On Sept. 13, 2019, the Internal Revenue Service (IRS) and the U.S. Department of the Treasury (Treasury) released final regulations and additional proposed regulations for Section 168(k), which allows an additional first-year depreciation deduction – generally referred to as “bonus depreciation” – on qualifying property in the year placed in service.
These final and additional proposed regulations follow the first set of proposed regulations for Section 168(k) that were released in August 2018, providing clarification to changes made by the Tax Cuts and Jobs Act (TCJA) for the first-year bonus depreciation deduction for qualified property acquired and placed in service after Sept. 27, 2017. The bonus depreciation deduction generally applies to assets such as machinery, equipment, computers, furniture and fixtures.
The final regulations implement several provisions introduced by the TCJA, which states that qualified property must be one of the following to meet bonus depreciation applicability:
- Modified Accelerated Cost Recovery System (MACRS) property with a recovery period of 20 years or less;
- Computer software;
- Water utility property;
- Certain qualified film, television or life theatrical production property; or,
- Specified plant property.
Property ineligible for the additional first-year depreciation deduction would generally include, but is not limited to, any of the following:
- Property required to be depreciated under the alternative depreciation system;
- Any class of property that the taxpayer elects not to deduct the additional first-year depreciation;
- Specified plant placed in service by the taxpayer in the taxable year for which the taxpayer elected to apply bonus depreciation for a prior year;
- Any class of property the taxpayer elects to accelerate alternative minimum credits in lieu of bonus depreciation for a taxable year beginning prior to Jan. 1, 2018; or
- Property used in a trade or business not subject not subject to 163(j).

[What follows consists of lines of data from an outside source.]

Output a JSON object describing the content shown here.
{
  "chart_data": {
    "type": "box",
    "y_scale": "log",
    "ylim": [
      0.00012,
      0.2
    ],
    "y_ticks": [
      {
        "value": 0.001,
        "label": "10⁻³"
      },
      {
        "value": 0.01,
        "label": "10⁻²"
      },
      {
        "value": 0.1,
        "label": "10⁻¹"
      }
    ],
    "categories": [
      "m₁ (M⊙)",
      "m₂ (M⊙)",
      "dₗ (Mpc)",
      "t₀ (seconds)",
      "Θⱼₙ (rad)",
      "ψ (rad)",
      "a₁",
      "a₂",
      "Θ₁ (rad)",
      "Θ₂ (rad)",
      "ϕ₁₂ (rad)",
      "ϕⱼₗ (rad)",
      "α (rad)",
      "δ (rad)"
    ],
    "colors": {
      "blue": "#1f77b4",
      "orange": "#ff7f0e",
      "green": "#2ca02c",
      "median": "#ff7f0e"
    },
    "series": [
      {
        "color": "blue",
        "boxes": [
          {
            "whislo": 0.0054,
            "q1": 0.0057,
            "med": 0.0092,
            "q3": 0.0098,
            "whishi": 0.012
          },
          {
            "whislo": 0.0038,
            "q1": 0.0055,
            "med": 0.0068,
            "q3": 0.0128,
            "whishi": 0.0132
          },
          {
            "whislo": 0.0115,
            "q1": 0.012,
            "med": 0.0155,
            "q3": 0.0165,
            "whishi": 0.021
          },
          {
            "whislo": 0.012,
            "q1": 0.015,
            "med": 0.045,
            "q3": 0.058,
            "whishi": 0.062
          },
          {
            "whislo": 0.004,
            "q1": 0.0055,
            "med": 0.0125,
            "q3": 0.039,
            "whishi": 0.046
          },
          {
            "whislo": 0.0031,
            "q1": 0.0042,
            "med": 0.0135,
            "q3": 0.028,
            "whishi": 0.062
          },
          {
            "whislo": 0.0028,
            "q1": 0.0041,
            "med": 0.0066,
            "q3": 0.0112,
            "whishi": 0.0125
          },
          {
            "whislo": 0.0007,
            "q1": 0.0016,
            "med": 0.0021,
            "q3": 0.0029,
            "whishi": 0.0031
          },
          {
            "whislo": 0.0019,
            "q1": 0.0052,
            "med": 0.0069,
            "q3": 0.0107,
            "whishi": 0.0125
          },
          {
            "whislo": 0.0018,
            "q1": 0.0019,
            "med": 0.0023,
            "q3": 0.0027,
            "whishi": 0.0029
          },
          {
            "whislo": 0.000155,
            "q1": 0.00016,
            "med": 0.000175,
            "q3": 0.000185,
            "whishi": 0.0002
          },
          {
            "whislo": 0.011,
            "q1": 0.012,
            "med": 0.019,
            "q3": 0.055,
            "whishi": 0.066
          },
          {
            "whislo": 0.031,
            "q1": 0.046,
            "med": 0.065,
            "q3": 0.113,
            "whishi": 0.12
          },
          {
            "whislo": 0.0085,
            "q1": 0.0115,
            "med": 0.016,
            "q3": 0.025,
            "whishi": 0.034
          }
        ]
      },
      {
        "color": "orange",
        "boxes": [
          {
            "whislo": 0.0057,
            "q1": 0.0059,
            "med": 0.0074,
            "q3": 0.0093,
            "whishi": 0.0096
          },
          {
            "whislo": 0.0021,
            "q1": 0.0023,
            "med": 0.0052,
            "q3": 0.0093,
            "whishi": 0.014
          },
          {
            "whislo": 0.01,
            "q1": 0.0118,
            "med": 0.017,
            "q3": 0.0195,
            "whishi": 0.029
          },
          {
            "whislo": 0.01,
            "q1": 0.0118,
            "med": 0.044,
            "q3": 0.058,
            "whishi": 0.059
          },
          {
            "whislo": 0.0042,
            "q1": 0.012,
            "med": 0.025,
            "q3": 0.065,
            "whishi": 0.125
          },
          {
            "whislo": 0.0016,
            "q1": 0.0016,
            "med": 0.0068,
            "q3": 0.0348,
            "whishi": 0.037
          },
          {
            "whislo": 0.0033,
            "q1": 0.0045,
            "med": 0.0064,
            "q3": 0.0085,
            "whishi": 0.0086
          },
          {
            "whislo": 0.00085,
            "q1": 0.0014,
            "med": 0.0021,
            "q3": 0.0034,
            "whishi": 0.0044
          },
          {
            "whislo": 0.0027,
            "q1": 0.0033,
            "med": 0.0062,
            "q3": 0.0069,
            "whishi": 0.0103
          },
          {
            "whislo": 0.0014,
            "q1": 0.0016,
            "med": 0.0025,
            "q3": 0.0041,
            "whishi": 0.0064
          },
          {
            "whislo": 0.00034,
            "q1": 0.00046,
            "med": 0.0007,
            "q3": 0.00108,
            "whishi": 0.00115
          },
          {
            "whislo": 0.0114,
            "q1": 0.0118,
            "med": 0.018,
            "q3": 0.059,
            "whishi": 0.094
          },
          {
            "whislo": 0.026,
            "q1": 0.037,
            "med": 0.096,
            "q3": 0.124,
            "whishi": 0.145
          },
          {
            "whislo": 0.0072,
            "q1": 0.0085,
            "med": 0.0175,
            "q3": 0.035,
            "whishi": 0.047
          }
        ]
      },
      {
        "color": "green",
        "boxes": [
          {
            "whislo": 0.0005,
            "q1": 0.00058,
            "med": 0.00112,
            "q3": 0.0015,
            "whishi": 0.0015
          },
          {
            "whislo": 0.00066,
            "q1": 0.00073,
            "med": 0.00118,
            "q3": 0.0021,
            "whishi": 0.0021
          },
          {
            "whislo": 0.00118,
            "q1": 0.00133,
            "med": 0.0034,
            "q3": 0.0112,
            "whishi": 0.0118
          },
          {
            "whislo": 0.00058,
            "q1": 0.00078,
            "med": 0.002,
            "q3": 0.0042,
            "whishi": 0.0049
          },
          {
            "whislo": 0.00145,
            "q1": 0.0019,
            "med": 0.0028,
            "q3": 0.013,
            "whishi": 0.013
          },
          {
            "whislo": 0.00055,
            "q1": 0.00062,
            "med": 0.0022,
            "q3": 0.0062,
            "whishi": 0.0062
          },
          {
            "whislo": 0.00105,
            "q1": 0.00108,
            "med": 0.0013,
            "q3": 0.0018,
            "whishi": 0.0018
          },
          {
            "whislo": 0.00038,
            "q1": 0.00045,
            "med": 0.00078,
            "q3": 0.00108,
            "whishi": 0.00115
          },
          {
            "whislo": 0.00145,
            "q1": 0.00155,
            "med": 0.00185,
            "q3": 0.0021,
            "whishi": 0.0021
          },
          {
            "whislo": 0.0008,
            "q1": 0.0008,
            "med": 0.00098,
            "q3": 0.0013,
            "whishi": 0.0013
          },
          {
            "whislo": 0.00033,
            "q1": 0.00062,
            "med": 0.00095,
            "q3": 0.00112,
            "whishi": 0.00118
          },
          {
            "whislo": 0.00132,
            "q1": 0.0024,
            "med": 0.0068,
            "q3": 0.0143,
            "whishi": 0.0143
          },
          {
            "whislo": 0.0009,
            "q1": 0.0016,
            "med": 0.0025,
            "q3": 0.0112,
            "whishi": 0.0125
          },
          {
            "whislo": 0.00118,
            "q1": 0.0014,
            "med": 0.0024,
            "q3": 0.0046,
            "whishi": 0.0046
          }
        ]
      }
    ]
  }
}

The additional proposed regulations include new proposed rules for guidance that is not addressed in the final regulations regarding the application of Section 168(k). Some of the highlights include rules for the following:
- Certain property not eligible for bonus depreciation deduction, particularly property that is primarily used in a trade or business excepted from interest limitation under section 163(j);
- A de minimis use rule for determining if a taxpayer previously used the property; and,
- Components of larger self-constructed property for which manufacturing, construction or production commenced before Sept. 28, 2017, and the components in question were self-constructed or acquired after Sept. 27, 2017.

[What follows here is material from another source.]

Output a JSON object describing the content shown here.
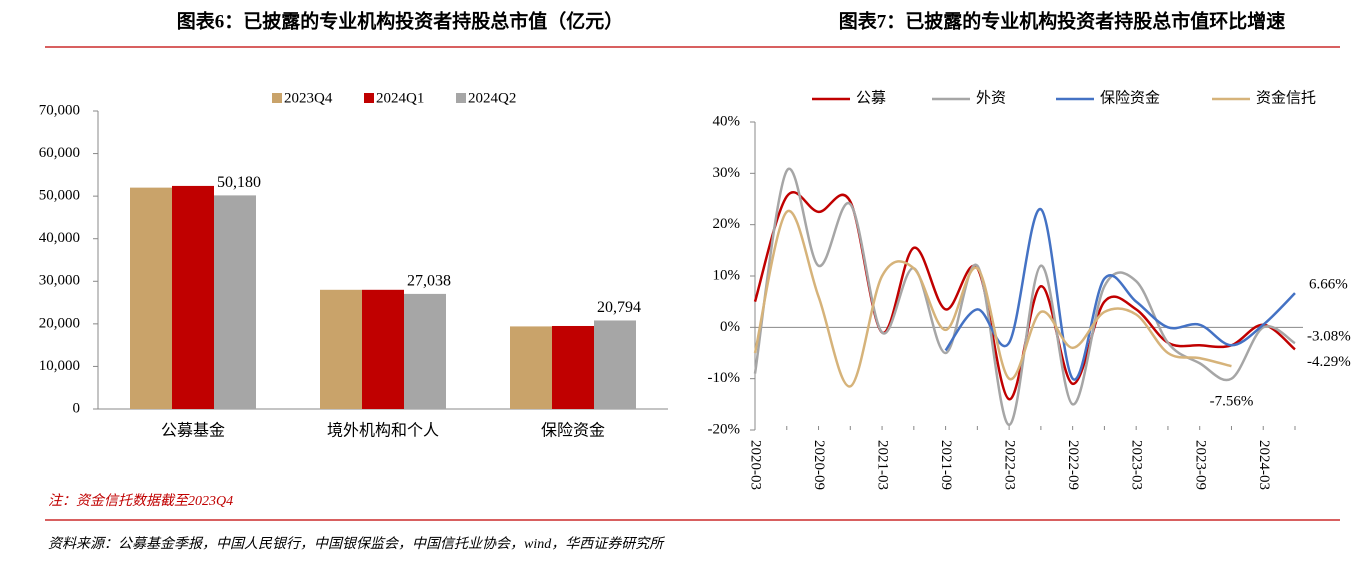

The proposed regulations also include reproposed rules for the application of used property acquisition requirements for consolidated groups and to a series of related transactions.
Taxpayers who elect out of the additional first-year bonus depreciation deduction can do so on their originally filed tax returns. Taxpayers who already filed their tax return, yet still wish to opt out, are given six months from the original filing deadline to file an amended return without an extension.